Thief's new voice actor for Garrett unveiled
by John Keefer, Apr 04, 2013 9:00am PDT
Related Topics – Thief, Square Enix, PC, Eidos Montreal, PlayStation 4, Next Xbox, Thief Series
The was much wailing and gnashing of teeth from old-school Thief fans when it was revealed that Stephen Russell would not be reprising the role of Garrett. But in a new community video post, Eidos Montreal has revealed the new actor, found during a talent search in Montreal.
Romano Orzari will be taking on the role, mostly because of the more demanding work required with full performance capture. Narrative Director Steven Gallagher said it was something about Orzari's eyes that appealed to him. "Garrett speaks a lot through his eyes, and I thought that was something that Romano was very good at doing."
Orzari said, that although he did not want to be tainted by how Russell had handled the character previously, the "kid inside me said 'no, you gotta check it out.'" He used it as research to understand the character and then he took the role a bit deeper.
Check out the developer diary below, and be sure to check out our preview from GDC.
This guy's IMDB's credentials are impressive. Maybe it will be a pleasant surprise.

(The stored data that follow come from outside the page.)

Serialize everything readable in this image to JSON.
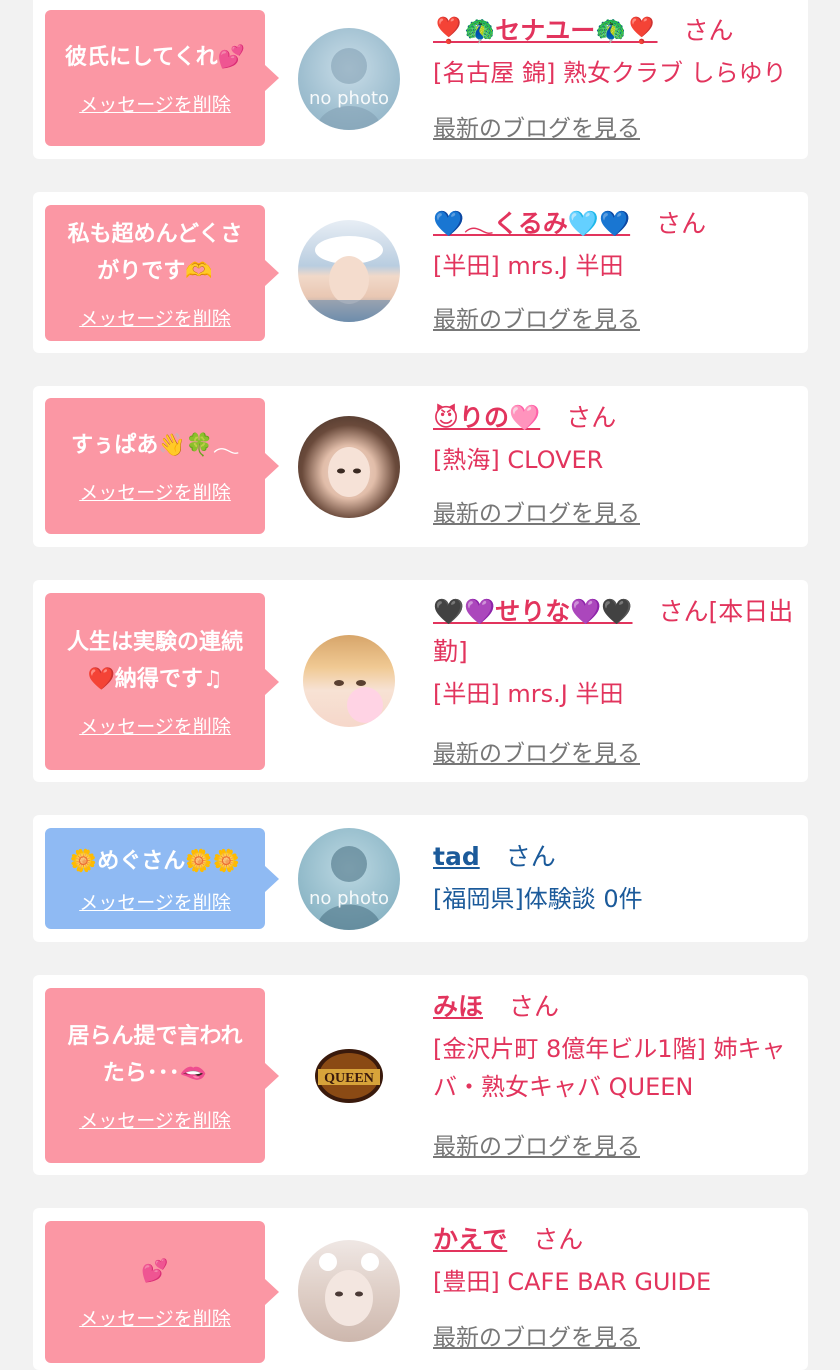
{
  "delete_label": "メッセージを削除",
  "blog_label": "最新のブログを見る",
  "san": "さん",
  "nophoto": "no photo",
  "entries": [
    {
      "message": "彼氏にしてくれ💕",
      "name": "❣️🦚セナユー🦚❣️",
      "status": "",
      "shop": "[名古屋 錦] 熟女クラブ しらゆり"
    },
    {
      "message": "私も超めんどくさがりです🫶",
      "name": "💙𓂃くるみ🩵💙",
      "status": "",
      "shop": "[半田] mrs.J 半田"
    },
    {
      "message": "すぅぱあ👋🍀𓂃",
      "name": "😈りの🩷",
      "status": "",
      "shop": "[熱海] CLOVER"
    },
    {
      "message": "人生は実験の連続❤️納得です♫",
      "name": "🖤💜せりな💜🖤",
      "status": "[本日出勤]",
      "shop": "[半田] mrs.J 半田"
    },
    {
      "message": "🌼めぐさん🌼🌼",
      "name": "tad",
      "status": "",
      "shop": "[福岡県]体験談 0件"
    },
    {
      "message": "居らん提で言われたら･･･🫦",
      "name": "みほ",
      "status": "",
      "shop": "[金沢片町 8億年ビル1階] 姉キャバ・熟女キャバ QUEEN",
      "logo_text": "QUEEN"
    },
    {
      "message": "💕",
      "name": "かえで",
      "status": "",
      "shop": "[豊田] CAFE BAR GUIDE"
    }
  ],
  "colors": {
    "pink_bubble": "#fb97a4",
    "blue_bubble": "#8fbaf3",
    "name_pink": "#e2345d",
    "name_navy": "#1b5a9a",
    "link_gray": "#777777",
    "background": "#f2f2f2"
  }
}
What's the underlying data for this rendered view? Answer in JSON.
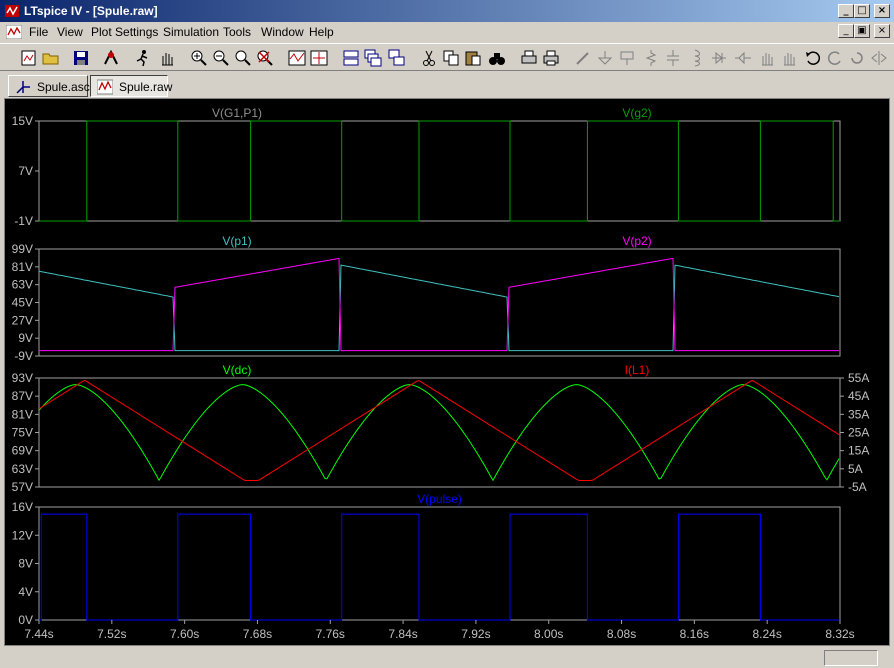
{
  "window": {
    "title": "LTspice IV - [Spule.raw]",
    "controls": {
      "minimize": "_",
      "maximize": "□",
      "close": "×",
      "restore": "▣"
    }
  },
  "menu": [
    "File",
    "View",
    "Plot Settings",
    "Simulation",
    "Tools",
    "Window",
    "Help"
  ],
  "toolbar": {
    "buttons": [
      "new-schematic",
      "open",
      "save",
      "control-panel",
      "run",
      "pan",
      "zoom-in",
      "zoom-out",
      "zoom-fit",
      "zoom-cancel",
      "autorange",
      "mark-unmark",
      "tile-horizontal",
      "cascade",
      "tile-vertical",
      "cut",
      "copy",
      "paste",
      "find",
      "print-preview",
      "print",
      "wire",
      "ground",
      "label",
      "resistor",
      "capacitor",
      "inductor",
      "diode",
      "component",
      "move",
      "drag",
      "undo",
      "redo",
      "rotate",
      "mirror"
    ]
  },
  "tabs": [
    {
      "label": "Spule.asc",
      "icon": "schematic-icon",
      "active": false
    },
    {
      "label": "Spule.raw",
      "icon": "waveform-icon",
      "active": true
    }
  ],
  "colors": {
    "background": "#000000",
    "grid": "#a0a0a0",
    "axis_text": "#c0c0c0",
    "green": "#00a000",
    "cyan": "#40c0c0",
    "magenta": "#ff00ff",
    "lime": "#00ff00",
    "red": "#ff0000",
    "blue": "#0000ff",
    "gray": "#909090"
  },
  "chart_data": [
    {
      "type": "line",
      "title": "",
      "traces": [
        {
          "name": "V(G1,P1)",
          "color": "#909090",
          "values": []
        },
        {
          "name": "V(g2)",
          "color": "#00a000",
          "x": [
            7.44,
            7.4925,
            7.4925,
            7.5925,
            7.5925,
            7.6725,
            7.6725,
            7.7725,
            7.7725,
            7.8575,
            7.8575,
            7.9575,
            7.9575,
            8.0425,
            8.0425,
            8.1425,
            8.1425,
            8.2325,
            8.2325,
            8.3125,
            8.3125,
            8.32
          ],
          "values": [
            -1,
            -1,
            15,
            15,
            -1,
            -1,
            15,
            15,
            -1,
            -1,
            15,
            15,
            -1,
            -1,
            15,
            15,
            -1,
            -1,
            15,
            15,
            -1,
            -1
          ]
        }
      ],
      "xlim": [
        7.44,
        8.32
      ],
      "ylim": [
        -1,
        15
      ],
      "y_ticks": [
        "15V",
        "7V",
        "-1V"
      ]
    },
    {
      "type": "line",
      "title": "",
      "traces": [
        {
          "name": "V(p1)",
          "color": "#40c0c0",
          "values": []
        },
        {
          "name": "V(p2)",
          "color": "#ff00ff",
          "values": []
        }
      ],
      "xlim": [
        7.44,
        8.32
      ],
      "ylim": [
        -9,
        99
      ],
      "y_ticks": [
        "99V",
        "81V",
        "63V",
        "45V",
        "27V",
        "9V",
        "-9V"
      ]
    },
    {
      "type": "line",
      "title": "",
      "traces": [
        {
          "name": "V(dc)",
          "color": "#00ff00",
          "axis": "left",
          "values": []
        },
        {
          "name": "I(L1)",
          "color": "#ff0000",
          "axis": "right",
          "values": []
        }
      ],
      "xlim": [
        7.44,
        8.32
      ],
      "ylim": [
        57,
        93
      ],
      "y2lim": [
        -5,
        55
      ],
      "y_ticks": [
        "93V",
        "87V",
        "81V",
        "75V",
        "69V",
        "63V",
        "57V"
      ],
      "y2_ticks": [
        "55A",
        "45A",
        "35A",
        "25A",
        "15A",
        "5A",
        "-5A"
      ]
    },
    {
      "type": "line",
      "title": "",
      "traces": [
        {
          "name": "V(pulse)",
          "color": "#0000ff",
          "x": [
            7.44,
            7.4425,
            7.4425,
            7.4925,
            7.4925,
            7.5925,
            7.5925,
            7.6725,
            7.6725,
            7.7725,
            7.7725,
            7.8575,
            7.8575,
            7.9575,
            7.9575,
            8.0425,
            8.0425,
            8.1425,
            8.1425,
            8.2325,
            8.2325,
            8.3125,
            8.3125,
            8.32
          ],
          "values": [
            0,
            0,
            15,
            15,
            0,
            0,
            15,
            15,
            0,
            0,
            15,
            15,
            0,
            0,
            15,
            15,
            0,
            0,
            15,
            15,
            0,
            0,
            0,
            0
          ]
        }
      ],
      "xlim": [
        7.44,
        8.32
      ],
      "ylim": [
        0,
        16
      ],
      "y_ticks": [
        "16V",
        "12V",
        "8V",
        "4V",
        "0V"
      ],
      "x_ticks": [
        "7.44s",
        "7.52s",
        "7.60s",
        "7.68s",
        "7.76s",
        "7.84s",
        "7.92s",
        "8.00s",
        "8.08s",
        "8.16s",
        "8.24s",
        "8.32s"
      ]
    }
  ]
}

Honestly, I think that he did the CGI trailer very well, he kept a deep undertone like Russell did and he actually did a bit of homework on the character.
No one can ever beat GOAT Russell at voicing Garrett though.
I don't understand how a bunch of French speakers are qualified to pick an English speaking voice actor.
Most people in the world can speak English pretty well these days. In fact, when I notice typo/grammar error ridden posts on forums these days, it's often the native English speakers who wrote them.
I'm talking about aesthetics, not language rules. If I were making a French language game, I would expect people who speak French to be more qualified to choose voices that are more pleasing to French ears.
And yes, English is a very common language around the world, but non-native speakers have accents that aren't always desired.
You don't have to be a native speaker to run the casting process of a game or movie. If you're involved enough with the English language (by, for example, being exposed to truckloads of English movies and games) you'll be able to recognize accents AND make casting decisions that are just as informed as the judgement of native English speakers. Besides, large teams like that tend to operate almost entirely in English anyway due to the large amount of people involved.
Decisions as informed as native speakers? What? I think you are completely missing the point. There is a huge difference between being a native speaker with a true appreciation for native vocals vs just copying Hollywood.
I think you're blowing things out of proportion. A true appreciation for native vocals? Really? You think Looking Glass casted Russell because of his completely unique native vocalisation or simply because he could pull off the kind of character they wanted Garrett to be rather well? Let's face it, both Looking Glass and Eidos casted an actor because he needed to narrate a video game. They don't need him to sing an opera.
And is there some source that Steven Gallagher and Jean-Christophe Verbert aren't native English speakers anyway?
You're absolutely right! The people at Looking Glass would have just done all the voices themselves if they didn't all have sore throats at the time. No casting consideration whatsoever!
Or maybe you are undervaluing a developed, established characters who *is* the voicework of Stephen Russell.
The linkedin page for Jean-Christophe Verbert is almost entirely in French, so it's safe to assume that French is his primary language. As for Steven Gallagher, I'm not sure.
Maybe we should just agree that the "Canadean studio is probably completely filled with people who can speak nothing but French and therefore isn't qualified to make English casting decisions"-statement was complete bunk and probably didn't really deserve a reply to begin with.
And I'm not undervaluing the voice of the main character, but I'm not overvaluing it either. It's not the be-all and end-all behind a game project. Sure, it helps to reel in fans, but studios generally don't let everything depend on it. If Stephen Russell had a heart attack after the development of Thief 1, Looking Glass wouldn't have abandoned the series but simply casted another guy to do the sequel. That's how things work. If this game is succesful enough to warrant sequels, then to the new generation of fans Romano Orzari will be the voice of Garrett and THEY will get upset if another guy was hired to do the voice of a new game. That's how nostalgica glasses work.